Delite Application Being Staged:[relite.DeliteBridge$$anon$3$$anon$2$$anon$1]
******Generating the program******
EXECUTING...
test output for: relite.DeliteBridge$$anon$3$$anon$2$$anon$1@7e09e56a
Delite Runtime executing with the following arguments:
relite.DeliteBridgeanon3anon2anon1-test.deg
Delite Runtime executing with: 8 Scala thread(s), 0 Cpp thread(s), 0 Cuda(s), 0 OpenCL(s)
Beginning Execution Run 1
Then comes the actual application output from Delite (printing v0 ... v3):
[ 1.0 2.0 3.0 4.0 ]
[ 2.0 4.0 6.0 8.0 ]
[ 0.7220096548596434 0.19497605734770518 0.6671595726539502 0.7784408674101491 ]
[ 2.7220096548596433 4.194976057347705 6.66715957265395 8.778440867410149 ]
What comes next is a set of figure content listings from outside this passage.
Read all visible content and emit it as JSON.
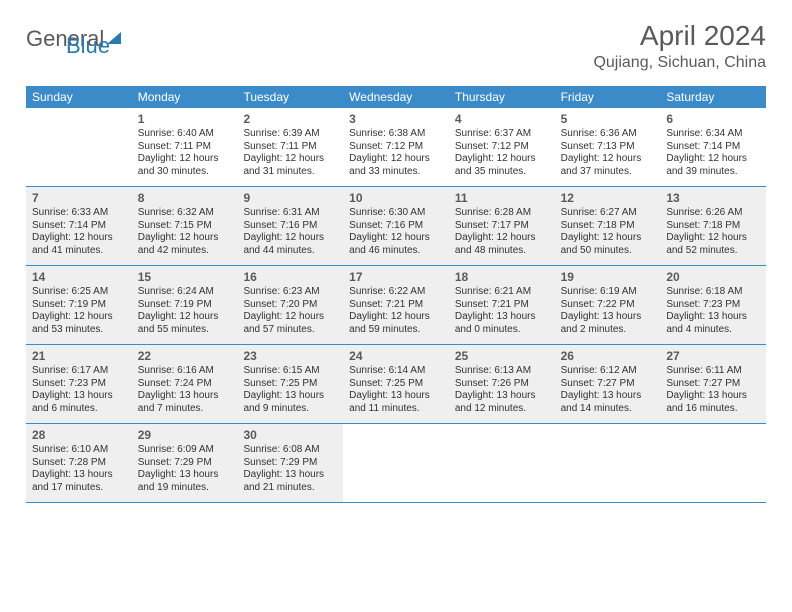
{
  "logo": {
    "gray": "General",
    "blue": "Blue"
  },
  "title": "April 2024",
  "location": "Qujiang, Sichuan, China",
  "colors": {
    "header_bg": "#3b8bc8",
    "header_text": "#ffffff",
    "border": "#3b8bc8",
    "shaded_bg": "#efefef",
    "text": "#333333",
    "daynum": "#5a5a5a",
    "logo_gray": "#5a5a5a",
    "logo_blue": "#2a7ab0"
  },
  "weekdays": [
    "Sunday",
    "Monday",
    "Tuesday",
    "Wednesday",
    "Thursday",
    "Friday",
    "Saturday"
  ],
  "grid": [
    [
      {
        "empty": true,
        "shaded": false
      },
      {
        "day": "1",
        "sunrise": "Sunrise: 6:40 AM",
        "sunset": "Sunset: 7:11 PM",
        "dl1": "Daylight: 12 hours",
        "dl2": "and 30 minutes.",
        "shaded": false
      },
      {
        "day": "2",
        "sunrise": "Sunrise: 6:39 AM",
        "sunset": "Sunset: 7:11 PM",
        "dl1": "Daylight: 12 hours",
        "dl2": "and 31 minutes.",
        "shaded": false
      },
      {
        "day": "3",
        "sunrise": "Sunrise: 6:38 AM",
        "sunset": "Sunset: 7:12 PM",
        "dl1": "Daylight: 12 hours",
        "dl2": "and 33 minutes.",
        "shaded": false
      },
      {
        "day": "4",
        "sunrise": "Sunrise: 6:37 AM",
        "sunset": "Sunset: 7:12 PM",
        "dl1": "Daylight: 12 hours",
        "dl2": "and 35 minutes.",
        "shaded": false
      },
      {
        "day": "5",
        "sunrise": "Sunrise: 6:36 AM",
        "sunset": "Sunset: 7:13 PM",
        "dl1": "Daylight: 12 hours",
        "dl2": "and 37 minutes.",
        "shaded": false
      },
      {
        "day": "6",
        "sunrise": "Sunrise: 6:34 AM",
        "sunset": "Sunset: 7:14 PM",
        "dl1": "Daylight: 12 hours",
        "dl2": "and 39 minutes.",
        "shaded": false
      }
    ],
    [
      {
        "day": "7",
        "sunrise": "Sunrise: 6:33 AM",
        "sunset": "Sunset: 7:14 PM",
        "dl1": "Daylight: 12 hours",
        "dl2": "and 41 minutes.",
        "shaded": true
      },
      {
        "day": "8",
        "sunrise": "Sunrise: 6:32 AM",
        "sunset": "Sunset: 7:15 PM",
        "dl1": "Daylight: 12 hours",
        "dl2": "and 42 minutes.",
        "shaded": true
      },
      {
        "day": "9",
        "sunrise": "Sunrise: 6:31 AM",
        "sunset": "Sunset: 7:16 PM",
        "dl1": "Daylight: 12 hours",
        "dl2": "and 44 minutes.",
        "shaded": true
      },
      {
        "day": "10",
        "sunrise": "Sunrise: 6:30 AM",
        "sunset": "Sunset: 7:16 PM",
        "dl1": "Daylight: 12 hours",
        "dl2": "and 46 minutes.",
        "shaded": true
      },
      {
        "day": "11",
        "sunrise": "Sunrise: 6:28 AM",
        "sunset": "Sunset: 7:17 PM",
        "dl1": "Daylight: 12 hours",
        "dl2": "and 48 minutes.",
        "shaded": true
      },
      {
        "day": "12",
        "sunrise": "Sunrise: 6:27 AM",
        "sunset": "Sunset: 7:18 PM",
        "dl1": "Daylight: 12 hours",
        "dl2": "and 50 minutes.",
        "shaded": true
      },
      {
        "day": "13",
        "sunrise": "Sunrise: 6:26 AM",
        "sunset": "Sunset: 7:18 PM",
        "dl1": "Daylight: 12 hours",
        "dl2": "and 52 minutes.",
        "shaded": true
      }
    ],
    [
      {
        "day": "14",
        "sunrise": "Sunrise: 6:25 AM",
        "sunset": "Sunset: 7:19 PM",
        "dl1": "Daylight: 12 hours",
        "dl2": "and 53 minutes.",
        "shaded": true
      },
      {
        "day": "15",
        "sunrise": "Sunrise: 6:24 AM",
        "sunset": "Sunset: 7:19 PM",
        "dl1": "Daylight: 12 hours",
        "dl2": "and 55 minutes.",
        "shaded": true
      },
      {
        "day": "16",
        "sunrise": "Sunrise: 6:23 AM",
        "sunset": "Sunset: 7:20 PM",
        "dl1": "Daylight: 12 hours",
        "dl2": "and 57 minutes.",
        "shaded": true
      },
      {
        "day": "17",
        "sunrise": "Sunrise: 6:22 AM",
        "sunset": "Sunset: 7:21 PM",
        "dl1": "Daylight: 12 hours",
        "dl2": "and 59 minutes.",
        "shaded": true
      },
      {
        "day": "18",
        "sunrise": "Sunrise: 6:21 AM",
        "sunset": "Sunset: 7:21 PM",
        "dl1": "Daylight: 13 hours",
        "dl2": "and 0 minutes.",
        "shaded": true
      },
      {
        "day": "19",
        "sunrise": "Sunrise: 6:19 AM",
        "sunset": "Sunset: 7:22 PM",
        "dl1": "Daylight: 13 hours",
        "dl2": "and 2 minutes.",
        "shaded": true
      },
      {
        "day": "20",
        "sunrise": "Sunrise: 6:18 AM",
        "sunset": "Sunset: 7:23 PM",
        "dl1": "Daylight: 13 hours",
        "dl2": "and 4 minutes.",
        "shaded": true
      }
    ],
    [
      {
        "day": "21",
        "sunrise": "Sunrise: 6:17 AM",
        "sunset": "Sunset: 7:23 PM",
        "dl1": "Daylight: 13 hours",
        "dl2": "and 6 minutes.",
        "shaded": true
      },
      {
        "day": "22",
        "sunrise": "Sunrise: 6:16 AM",
        "sunset": "Sunset: 7:24 PM",
        "dl1": "Daylight: 13 hours",
        "dl2": "and 7 minutes.",
        "shaded": true
      },
      {
        "day": "23",
        "sunrise": "Sunrise: 6:15 AM",
        "sunset": "Sunset: 7:25 PM",
        "dl1": "Daylight: 13 hours",
        "dl2": "and 9 minutes.",
        "shaded": true
      },
      {
        "day": "24",
        "sunrise": "Sunrise: 6:14 AM",
        "sunset": "Sunset: 7:25 PM",
        "dl1": "Daylight: 13 hours",
        "dl2": "and 11 minutes.",
        "shaded": true
      },
      {
        "day": "25",
        "sunrise": "Sunrise: 6:13 AM",
        "sunset": "Sunset: 7:26 PM",
        "dl1": "Daylight: 13 hours",
        "dl2": "and 12 minutes.",
        "shaded": true
      },
      {
        "day": "26",
        "sunrise": "Sunrise: 6:12 AM",
        "sunset": "Sunset: 7:27 PM",
        "dl1": "Daylight: 13 hours",
        "dl2": "and 14 minutes.",
        "shaded": true
      },
      {
        "day": "27",
        "sunrise": "Sunrise: 6:11 AM",
        "sunset": "Sunset: 7:27 PM",
        "dl1": "Daylight: 13 hours",
        "dl2": "and 16 minutes.",
        "shaded": true
      }
    ],
    [
      {
        "day": "28",
        "sunrise": "Sunrise: 6:10 AM",
        "sunset": "Sunset: 7:28 PM",
        "dl1": "Daylight: 13 hours",
        "dl2": "and 17 minutes.",
        "shaded": true
      },
      {
        "day": "29",
        "sunrise": "Sunrise: 6:09 AM",
        "sunset": "Sunset: 7:29 PM",
        "dl1": "Daylight: 13 hours",
        "dl2": "and 19 minutes.",
        "shaded": true
      },
      {
        "day": "30",
        "sunrise": "Sunrise: 6:08 AM",
        "sunset": "Sunset: 7:29 PM",
        "dl1": "Daylight: 13 hours",
        "dl2": "and 21 minutes.",
        "shaded": true
      },
      {
        "empty": true,
        "shaded": false
      },
      {
        "empty": true,
        "shaded": false
      },
      {
        "empty": true,
        "shaded": false
      },
      {
        "empty": true,
        "shaded": false
      }
    ]
  ]
}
[METRICS]: Latest time for component all: 0.009590s
And finally we're back in the R console, where we can print the result of the Delite block (v3) again, or perform additional operations on it (plotting, ...):
> res
2.7220096548596433, 4.194976057347705, 6.66715957265395, 8.778440867410149
Being a proof-of-concept, the implementation is quite simple and just a small prototype at the moment. Most of it is contained in the ~200 lines here.
-
Get FastR (install and build in a subdir called
fastr
; latest commit tested: 41183615b2dead89f47afd69c31ff2e6e84fc21e):(git clone https://github.com/allr/fastr; cd fastr; ant)
-
Install dependencies: LMS-Core and Delite
- LMS-Core:
branch
delite-develop
(latest commit tested: b80693ddb6408c47116666f5253b777c48966509). Runsbt publish-local
inside your local clone dir. - Delite:
branch
wip-clusters-lancet
(latest commit tested: 32f6c245c15abe676f2251b895489b3aee2aad68). Runsbt publish-local
andsbt delite-test/publish-local
inside your local clone dir. There might be compile errors but that is OK. - Create a
delite.properties
file in your local checkout (contents as described here).
- LMS-Core:
branch
-
Use
sbt test
andsbt test:run
to run tests.
For the time being, Relite is licensed under the AGPLv3. More permissive licensing may be available in the future.
One or more authors are employees of Oracle Labs. The views expressed here are their own and do not necessarily reflect the views of Oracle.